The Python code that was used to generate the above determine is proven beneath.
# Gamma distribution instance
alpha_ = 6 # form parameter
scale_ = 2 # scale paramter (lamda) = 1/beta in gamma dist.
sample_size = 1000
data_gamma = stats.gamma.rvs(alpha_,loc=0, scale=scale_ ,measurement= sample_size) # generate knowledge
# Plot the info histogram vs the PDF
x3 = np.linspace(data_gamma.min(), data_gamma.max(), sample_size)
fig5, ax = plt.subplots()
ax.hist(data_gamma, bins=50, density=True, label="Knowledge histogram",coloration = GRAY9)
ax.plot(x3, stats.gamma(alpha_,loc=0, scale=scale_).pdf(x3),
label="Gamma distribution (PDF)",coloration = BLUE2,linewidth=3.0)
ax.set_title("Knowledge histogram vs. true distribution", fontsize=14, loc="left")
ax.set_xlabel('Knowledge worth')
ax.set_ylabel('Chance')
ax.legend()
ax.grid()
plt.savefig("Gamma_hist_PMF.png", format="png", dpi=800)
Now, we wish to use the MoM estimator to search out an estimate of the mannequin parameters, i.e., α and β, as proven beneath.

In an effort to take a look at this estimator utilizing our pattern knowledge, we plot the distribution with the estimated parameters (orange) within the beneath determine, versus the true distribution (blue). Once more, it may be proven that the distributions are fairly shut.
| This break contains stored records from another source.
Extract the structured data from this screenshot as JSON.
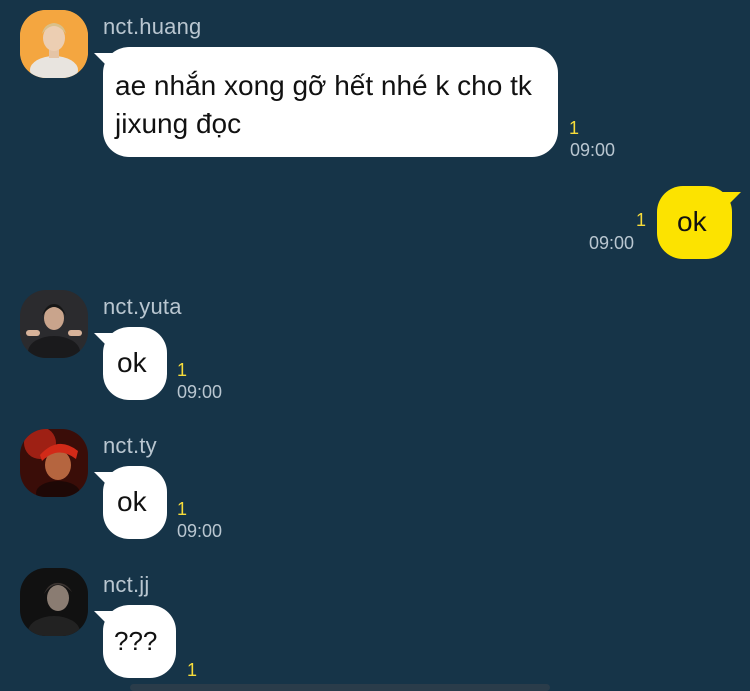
{
  "colors": {
    "background": "#163448",
    "incoming_bubble": "#ffffff",
    "outgoing_bubble": "#fce300",
    "unread": "#f7dc3a",
    "meta_text": "#b9c6d0"
  },
  "messages": [
    {
      "sender": "nct.huang",
      "avatar": "avatar-huang",
      "text": "ae nhắn xong gỡ hết nhé k cho tk jixung đọc",
      "unread": "1",
      "time": "09:00"
    },
    {
      "sender": "",
      "avatar": "",
      "text": "ok",
      "unread": "1",
      "time": "09:00",
      "outgoing": true
    },
    {
      "sender": "nct.yuta",
      "avatar": "avatar-yuta",
      "text": "ok",
      "unread": "1",
      "time": "09:00"
    },
    {
      "sender": "nct.ty",
      "avatar": "avatar-ty",
      "text": "ok",
      "unread": "1",
      "time": "09:00"
    },
    {
      "sender": "nct.jj",
      "avatar": "avatar-jj",
      "text": "???",
      "unread": "1",
      "time": ""
    }
  ]
}
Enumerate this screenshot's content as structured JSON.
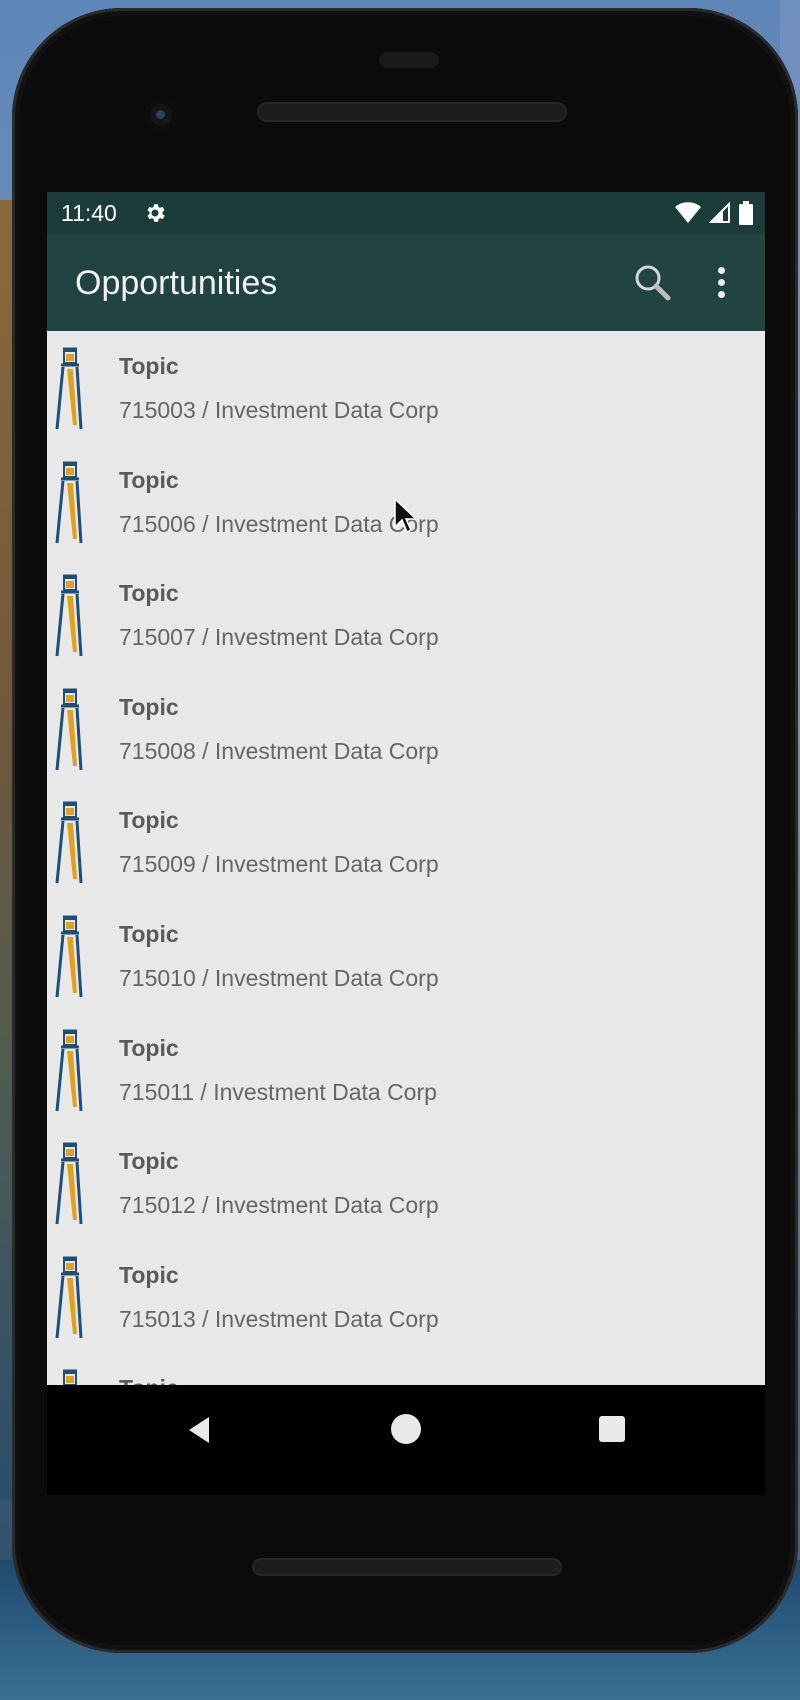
{
  "status_bar": {
    "time": "11:40"
  },
  "app_bar": {
    "title": "Opportunities",
    "search_icon": "search-icon",
    "more_icon": "more-vert-icon"
  },
  "list": {
    "items": [
      {
        "title": "Topic",
        "subtitle": "715003 / Investment Data Corp"
      },
      {
        "title": "Topic",
        "subtitle": "715006 / Investment Data Corp"
      },
      {
        "title": "Topic",
        "subtitle": "715007 / Investment Data Corp"
      },
      {
        "title": "Topic",
        "subtitle": "715008 / Investment Data Corp"
      },
      {
        "title": "Topic",
        "subtitle": "715009 / Investment Data Corp"
      },
      {
        "title": "Topic",
        "subtitle": "715010 / Investment Data Corp"
      },
      {
        "title": "Topic",
        "subtitle": "715011 / Investment Data Corp"
      },
      {
        "title": "Topic",
        "subtitle": "715012 / Investment Data Corp"
      },
      {
        "title": "Topic",
        "subtitle": "715013 / Investment Data Corp"
      },
      {
        "title": "Topic",
        "subtitle": ""
      }
    ]
  },
  "colors": {
    "status_bar_bg": "#1c3c3b",
    "app_bar_bg": "#214443",
    "list_bg": "#e8e8e8",
    "icon_navy": "#1f4e79",
    "icon_gold": "#e0a020"
  },
  "nav_bar": {
    "back_icon": "back-triangle-icon",
    "home_icon": "home-circle-icon",
    "recents_icon": "recents-square-icon"
  }
}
The Python code that was used to estimate the mannequin parameters utilizing MoM, and to plot the above determine is proven beneath.
# Technique of moments estimator utilizing the info (Gamma Dist)
sample_mean = data_gamma.imply()
sample_var = data_gamma.var()
scale_hat = sample_var/sample_mean #scale is the same as 1/beta in gamma dist.
alpha_hat = sample_mean**2/sample_var
# Plot the MoM estimated PDF vs the true PDF
x4 = np.linspace(data_gamma.min(), data_gamma.max(), sample_size)
fig6, ax = plt.subplots()
ax.plot(x4, stats.gamma(alpha_hat,loc=0, scale=scale_hat).pdf(x4),
label="Estimated PDF",coloration = ORANGE1,linewidth=3.0)
ax.plot(x4, stats.gamma(alpha_,loc=0, scale=scale_).pdf(x4),
label="True PDF",coloration = BLUE2,linewidth=3.0)
ax.set_title("Estimated Gamma distribution vs. true distribution", fontsize=14, loc="left")
ax.set_xlabel('Knowledge worth')
ax.set_ylabel('Chance')
ax.legend()
ax.grid()
plt.savefig("Gamma_true_vs_est.png", format="png", dpi=800)
Notice that we used the next equal methods of writing the variance when deriving the estimators within the instances of Gaussian and Gamma distributions.

Conclusion
On this article, we explored numerous examples of the tactic of moments estimator and its functions in several issues in knowledge science. Furthermore, detailed Python code that was used to implement the estimators from scratch in addition to to plot the completely different figures can also be proven. I hope that you will see that this text useful.